As part of a series of three panels and a roundtable session on the topic of Iranian literary modernity, this panel’s central theme is poetic modernity in Iran from the “classical” era to the present time. It focuses on various moments of poetic modern making within the Iranian poetic tradition. These moments and their location within a specific historical context displace stock notions of literary modernity as a teleology or an ontology bound to a specific period (or location) and instead highlight innovations resulting from negotiating literary traditions and contemporary experiences.
Drawing upon Suhravardī (1154-1191/549-587 gh.), Mullā Sadrā (1571-1640/979-1050 gh.), and Sā'ib Tabrīzī (1601-1677/1009-1088 gh.), Henry M Bowles' “Linguistic Realism or Literary ‘Modernity’?” argues that universalist and onto-theological accounts of periodicity obscure the possibility of non-European "modernities" whose existence is indebted neither to the Reformation nor the Enlightenment. The paper seeks to explicate the transhistorical consistency of literary "modernism." In “The Cold, Quiet Dream of Phoenixes: Temporality and the Annihilation of the Absolute Subject in Furūgh Farrukhzād’s Poetry,” Saharnaz Samaeinejad focuses on the demythologization of the biblical/Quranic story of the Garden of Eden in Farrukhzād’s poem “Conquest of the Garden.” The paper shows how Farrukhzād’s (1935-1967/1314-1346 sh.) poem mimics and manipulates the story’s structure, infusing it with new meaning, and reflects on the consequences in the poem of the loss of transcendental certitude with regard to temporality and the emergence of a modern lyric subjectivity. Through an examination of the underlying notions of modernity in Suhrāb Sipihrī’s (1928-1980/1307-1359 sh.) art and worldview, Pranav Prakash's “Setting Sail in Sipihri’s Qāyiq” reflects on the historical relationship between religiosity and poetic art in Persian literature and subsequently looks into how changes in their relationship may be integrally linked to the emergent notions and influences of modernity at a given point in history.

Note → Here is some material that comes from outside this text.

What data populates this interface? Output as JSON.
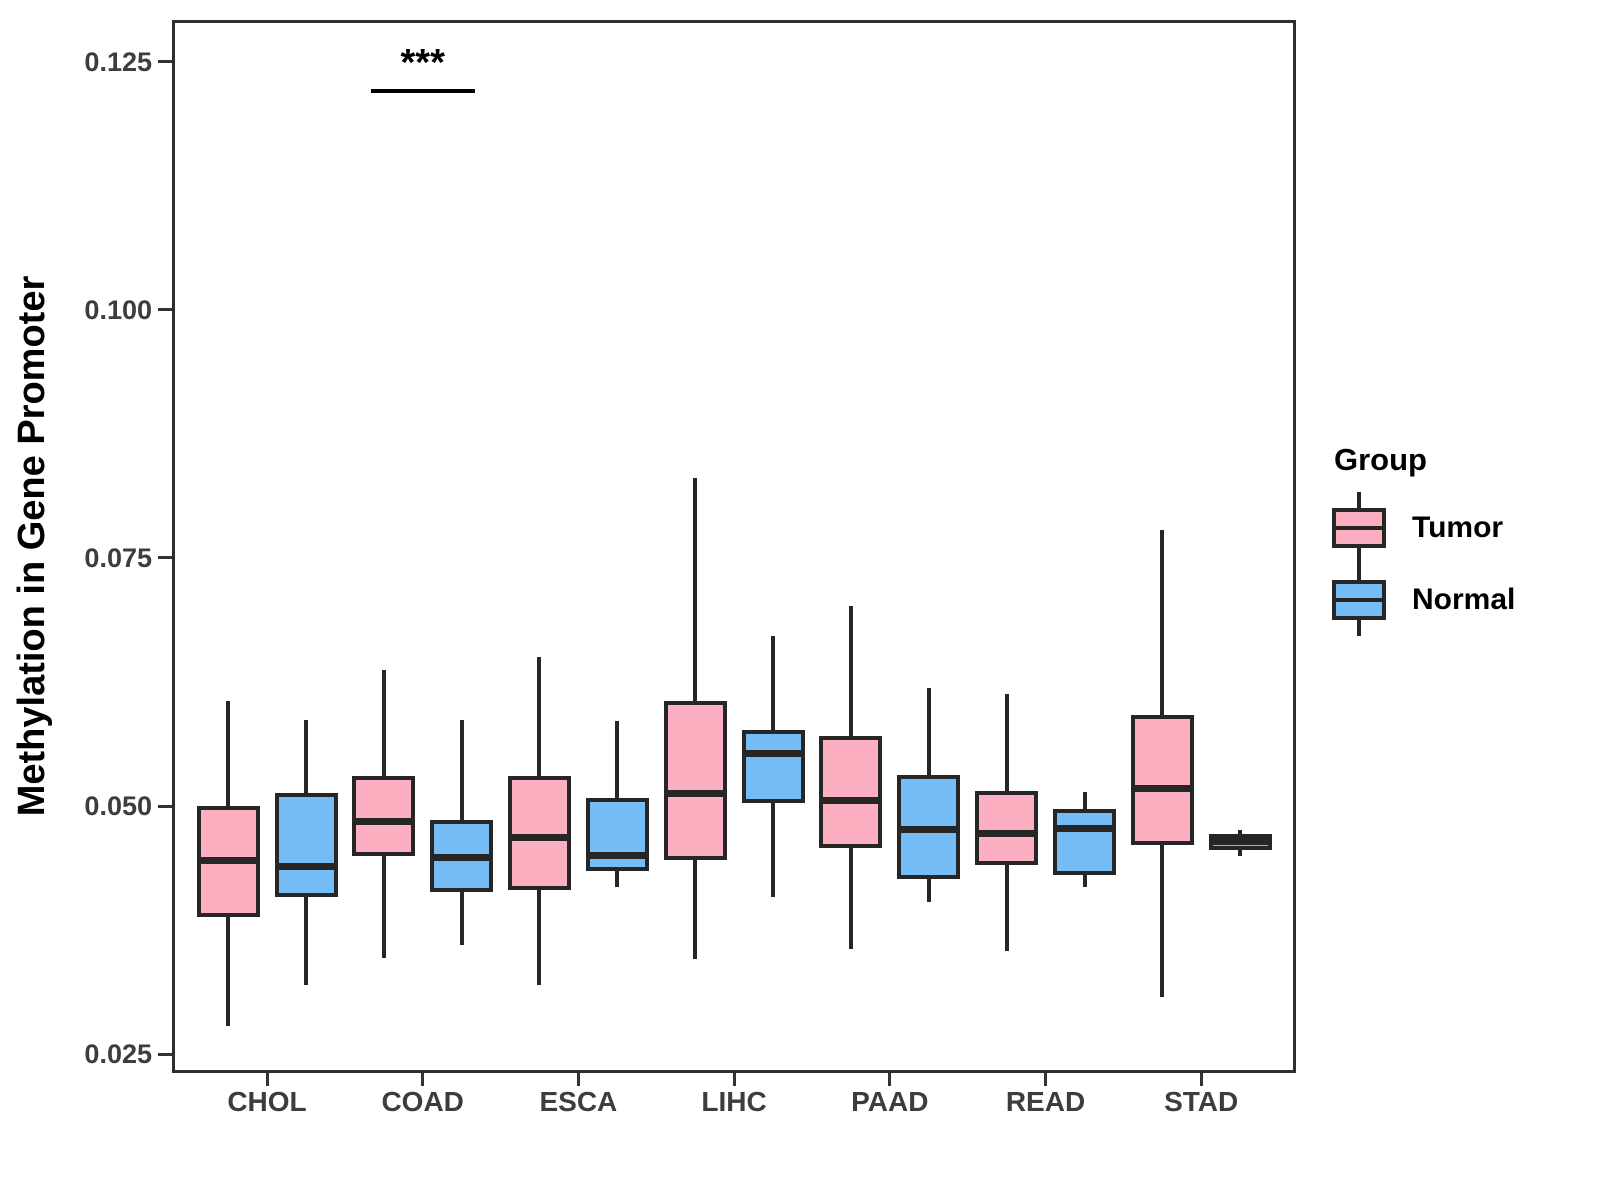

Neither temporally nor spatially specific, the formal consistency of literary “Modernity” consists in what I will call “linguistic realism.” This “realism” entails a second-order perception of language as truth-producing event, one conscious of “la langue comme puissance infinie ordonnée à la présence” and “comme aptitude à présentifier la notion pure du ‘il y a’” (Badiou). Persian letters and philosophy, I will show, possess a rich history of precisely such a “Modern” realism.
My analysis turns on three moments—each wholly independent of European “Modernity”—of precisely such linguistic realism in Persian literary and intellectual history. First, I examine Sohravardî’s transformation of the peripatetic and neo-Platonic apparatus into one where language emerges as the key to turning “az ẓolomât-i jahl beh nûr-i ma‘âref va ḥaqâ’iq.” Against the Platonic resistance to poetic discourse—one continued in Aristotle’s refusal of (poetic) “πλεονασμάς” and (poetic) tropes that do not “ποιεῖ πως γνώριμον τὸ σημαινόμενον διὰ τὴν ὁμοιότητα”—Sohravardî makes “al-mutakhayyila,” “al-kalâm al-ʻaẕb,” and “al-lisân” the bridge between “al-nufs wa-‘âliman qâdran.” I turn, secondly, to Mollâ Ṣadrâ’s "Kitâb al-mashâ‘ir" and "Al-Ḥikma al-muta‘ālīy," both of which present us with a picture of “al-wujûd” as necessarily delimited by linguistic predication—or “‘ufuq al-bayyân.” Ṣadrâ points the way for a poetics exceeding the “shawb tarkîb” of naïve (apophantic) predication, bringing us nearer “shams al-ḥaqiqa min maṭla‘ al-‘irfân.” Turning finally to the Ṣafavid lyricists and focusing especially on Ṣâ’eb’s dîvân, I demonstrate that the “sabk-i hendî,” especially in exploiting "ḥosn-e ta‘lîl" and the poetic syllogism, is the legatee of precisely the “realist” and “Modern” conscience of language found also in Sohravardî and Mollâ Ṣadrâ.